Theater in the Classroom
Literacy, Performance, and the Power of "Play"
… the play’s the thing
wherein I’ll catch the conscience of the King.
- HAMLET, II, ii
What happens when learners assume roles beyond themselves? Theater can offer us the opportunity to viscerally enter and deeply understand—and own—a text. This unit will explore ways to use performance to excavate a story—carefully and systematically removing elements of the texts we read in class in order to find buried remains. Working collaboratively as actors, we will employ group readings, theatricalize events, find where a piece hits us emotionally, and create its physical life from there.
At the same time, like Hamlet, we will look at a play as something beyond performance. As Shirley Brice Heath writes, “He [Hamlet] encompasses all that play means as human beings perform their roles throughout life: the imaginative entry into explorations of identity, chance, fate, celebration, and both social and solitary contemplation of ‘what if?’ or ‘what about…?’”
Using the tools and skills of playwriting and acting, we will explore how “play-ing” offers us new insights—into characters, texts, and an author’s intent—through adding our personal interpretations, assumptions, and questions about literature of the natural world.
A Bit of Reflection
UNIT WEEK! Yay! It’s been wonderful and challenging structuring my unit, and teaching it this past week.
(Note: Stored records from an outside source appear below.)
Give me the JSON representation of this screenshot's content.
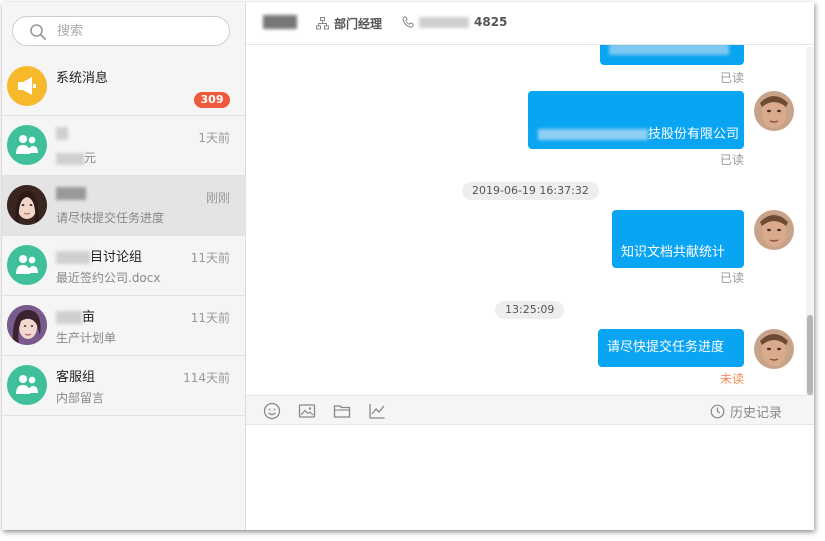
{
  "search": {
    "placeholder": "搜索"
  },
  "conversations": [
    {
      "name": "系统消息",
      "time": "",
      "preview": "",
      "badge": "309"
    },
    {
      "name": "",
      "time": "1天前",
      "preview": "元"
    },
    {
      "name": "",
      "time": "刚刚",
      "preview": "请尽快提交任务进度"
    },
    {
      "name": "目讨论组",
      "time": "11天前",
      "preview": "最近签约公司.docx"
    },
    {
      "name": "亩",
      "time": "11天前",
      "preview": "生产计划单"
    },
    {
      "name": "客服组",
      "time": "114天前",
      "preview": "内部留言"
    }
  ],
  "header": {
    "role": "部门经理",
    "phone_suffix": "4825"
  },
  "messages": [
    {
      "text": "",
      "status": "已读"
    },
    {
      "text": "技股份有限公司",
      "status": "已读"
    },
    {
      "time": "2019-06-19 16:37:32"
    },
    {
      "text": "知识文档共献统计",
      "status": "已读"
    },
    {
      "time": "13:25:09"
    },
    {
      "text": "请尽快提交任务进度",
      "status": "未读"
    }
  ],
  "toolbar": {
    "history": "历史记录"
  },
  "colors": {
    "accent_blue": "#0aa5f2",
    "badge_red": "#f05a3c",
    "group_green": "#3fbf9a",
    "system_yellow": "#f7b92c",
    "unread_orange": "#f28a52"
  },
  "icons": [
    "search-icon",
    "megaphone-icon",
    "group-icon",
    "org-chart-icon",
    "phone-icon",
    "emoji-icon",
    "image-icon",
    "folder-icon",
    "chart-icon",
    "clock-icon"
  ]
}
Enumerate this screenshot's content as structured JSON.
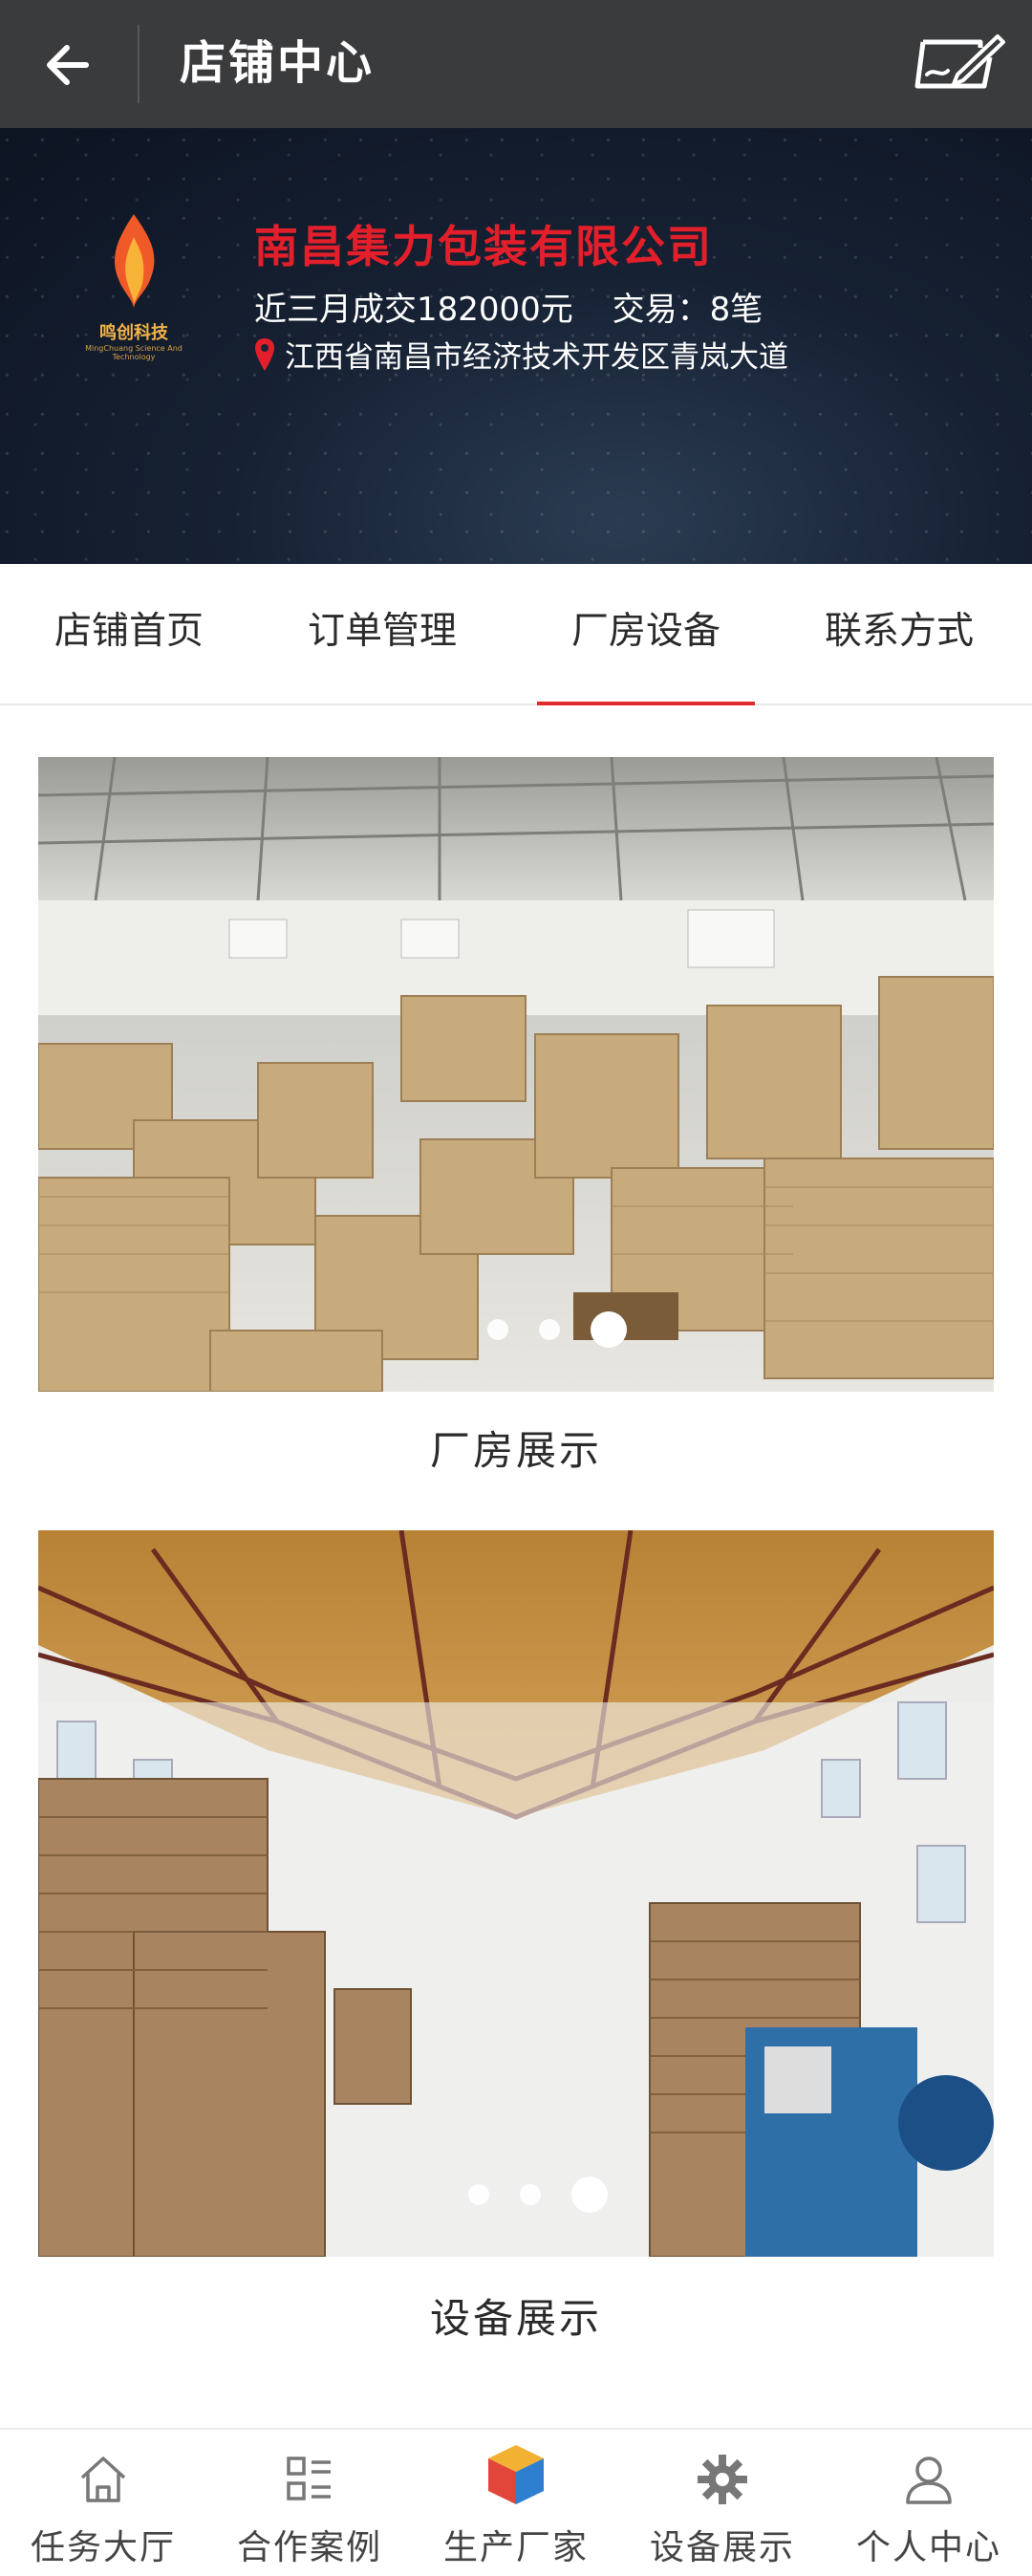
{
  "appbar": {
    "title": "店铺中心"
  },
  "shop": {
    "logo_text": "鸣创科技",
    "logo_sub": "MingChuang Science And Technology",
    "name": "南昌集力包装有限公司",
    "stats_volume": "近三月成交182000元",
    "stats_trades": "交易：8笔",
    "address": "江西省南昌市经济技术开发区青岚大道",
    "name_color": "#e21f2a"
  },
  "tabs": [
    {
      "label": "店铺首页",
      "active": false
    },
    {
      "label": "订单管理",
      "active": false
    },
    {
      "label": "厂房设备",
      "active": true
    },
    {
      "label": "联系方式",
      "active": false
    }
  ],
  "sections": [
    {
      "caption": "厂房展示",
      "image": "warehouse-photo",
      "dots": 3,
      "active_dot": 3
    },
    {
      "caption": "设备展示",
      "image": "equipment-photo",
      "dots": 3,
      "active_dot": 3
    }
  ],
  "bottom_nav": [
    {
      "label": "任务大厅",
      "icon": "home-icon",
      "active": false
    },
    {
      "label": "合作案例",
      "icon": "list-grid-icon",
      "active": false
    },
    {
      "label": "生产厂家",
      "icon": "cube-icon",
      "active": true
    },
    {
      "label": "设备展示",
      "icon": "gear-icon",
      "active": false
    },
    {
      "label": "个人中心",
      "icon": "person-icon",
      "active": false
    }
  ],
  "colors": {
    "appbar_bg": "#3a3b3d",
    "accent": "#e02b2b"
  }
}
It was an interesting start because our classes seemed to struggle with the idea of “playing.” When offered creative freedom and permission to use their imagination, many of them struggled at first. I surprised myself by how frustrated their unwillingness to enjoy the classroom activities made me. For most students, it didn’t even appear to resonate from a place of “stage fright,” but simply that using their imagination was “too difficult.”
The student’s reactions made me realize how important a pedagogical strategy like “playing” with a text is for student engagement and understanding. I thought performing would be a fun way to go back and look at our texts in a different light, but through teaching this unit, I realized that entering a text in this way also forces students to look closely and understand the nuances of characters as well as the big picture themes that drive the narrative.
It became tragically apparent how little we ask students in high school to use their imagination in school work. I think trying to incorporate little pieces and practices from this unit into most of what I teach will not only make teaching more fun and creative, but also benefit the students tremendously.